WASHINGTON - The International Monetary Fund yesterday issued a somber report warning that growth in the major industrial countries this year will be more sluggish than expected, in large part because of declining output in Europe and Japan.
The world economic outlook, as the semiannual report is known, is substantially more pessimistic than the one issued in April. And, says an IMF statement accompanying the report, "indications of a resumption of stronger growth in 1994 are still tentative."
However, the report does forecast that lower interest rates in Europe will help lead the region into a shallow recovery beginning by early next year. Japan, too, is expected to recover in 1994 with the help of lower rates.
There is also a bright side for fixed-income markets, because the report says the general slack in industrial countries will keep inflationary pressure in check.
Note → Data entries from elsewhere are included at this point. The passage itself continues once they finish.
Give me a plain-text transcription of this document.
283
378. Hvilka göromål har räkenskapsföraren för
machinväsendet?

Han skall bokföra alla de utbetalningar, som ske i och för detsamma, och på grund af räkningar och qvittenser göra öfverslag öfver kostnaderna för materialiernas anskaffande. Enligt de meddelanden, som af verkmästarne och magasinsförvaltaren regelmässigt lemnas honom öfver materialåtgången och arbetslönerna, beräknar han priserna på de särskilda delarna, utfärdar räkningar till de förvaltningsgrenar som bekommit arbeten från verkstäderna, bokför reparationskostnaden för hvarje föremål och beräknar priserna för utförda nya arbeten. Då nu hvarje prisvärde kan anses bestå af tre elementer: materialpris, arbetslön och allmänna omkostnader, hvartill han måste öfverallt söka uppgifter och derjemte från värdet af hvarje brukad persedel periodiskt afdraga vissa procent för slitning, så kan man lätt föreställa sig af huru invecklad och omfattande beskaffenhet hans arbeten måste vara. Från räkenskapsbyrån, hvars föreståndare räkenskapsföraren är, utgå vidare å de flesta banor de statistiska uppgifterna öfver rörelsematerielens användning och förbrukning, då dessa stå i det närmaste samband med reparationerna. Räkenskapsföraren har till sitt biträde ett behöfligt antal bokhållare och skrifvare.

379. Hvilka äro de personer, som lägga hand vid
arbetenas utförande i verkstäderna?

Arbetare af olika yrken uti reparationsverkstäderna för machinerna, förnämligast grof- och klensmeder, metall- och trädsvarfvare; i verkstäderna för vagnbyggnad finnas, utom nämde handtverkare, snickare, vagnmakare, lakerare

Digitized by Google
U.S. inflationary fears from earlier this year have faded, it notes, and "inflation is likely to remain below 3% in the near term."
The report estimates that the Group of Seven industrial countries will see their average gross domestic product rise by only 1.1% this year, less than the 1.7% increase estimated in April. In 1994, growth is expected to reach 2.2%, less than the previously estimated increase of 2.9%.
Besides the United States, the G-7 countries are Canada, France, Germany, Italy, Japan, and the United Kingdom.
The sharp decline in prices of stocks and other assets "in a number of countries" is a major reason for the pessimistic outlook this year, the report says. The losses in wealth and the repercussions in financial markets have restrained consumption and investment, especially in Japan, it says.
The report also concedes that the costs of Germany's recession and high interest rates have turned out to be more severe than expected. Despite some rate cuts by Germany and other countries, business and consumer demand "has remained muted," it says.
Michael Mussa, director of the IMF research department, told reporters that Japan should get a boost from the economic stimulus package recently unveiled by the Japanese government and the Bank of Japan's decision to slash the discount rate to 1 3/4%.
Still, he said, Japanese companies have been battered by the steep rise of the yen against the dollar, and a "further sharp appreciation of the yen would be detrimental" to Japan's efforts to stimulate domestic demand. The yen has risen over 18% this year against the dollar, making Japanese exports costlier while demand from consumers has stayed soft.
In the case of Europe, Mussa said that unemployment and other social insurance programs are swelling government budget deficits and making it harder to crank up economic growth.
The IMF report estimates that Japan's economy will be essentially flat this year, dipping 0.1%, which is considerably below the projected increase of 1.3% issued in April. Germany's economy, last projected to shrink by 1.3%, is now projected to decline by 1.6%.
France, which was last projected to show no growth this year, is now seen falling into recession with a drop of 1% in GDP.
The United States is projected to have the strongest economy among the G-7 countries, with GDP rising by 2.7% in 1993 and by 2.6% in 1994. These estimates are a noticeable cut lower than the estimates of 3.3% growth issued for both years earlier by the IMF. But growth of approximately 2 1/2% "is an acceptable performance in view of the relatively small margin of spare capacity," the report says.
With the favorable response in the bond market to President Bill Clinton's deficit reduction package, the drop in long-term interest rates should offset any fiscal drag, said Mussa.
On monetary policy, the IMF report hints that it would be appropriate for the Federal Reserve to raise rates slightly as the economy improves. "Although interest rates should be allowed to firm as slack is gradually absorbed in order to avoid any resurgence of inflation," it says, the budget cuts "should permit interest rates to follow a lower path than would otherwise be required."
Despite the generally slow pace of growth for the industrial countries, nations elsewhere are doing better, the IMF report says. The developing countries are projected to see hearty growth of 6.1% this year and 5.5% growth in 1994, led by China and several other Asian nations.
By contrast, the former Communist nations of the Soviet Union and Eastern Europe are expected to continue sinking as they struggle with economic and political reforms. The GDP of Russia and other past members of the U.S.S.R. is expected to contract by more than one eighth, or 13.7% this year, and by 2.4% next year.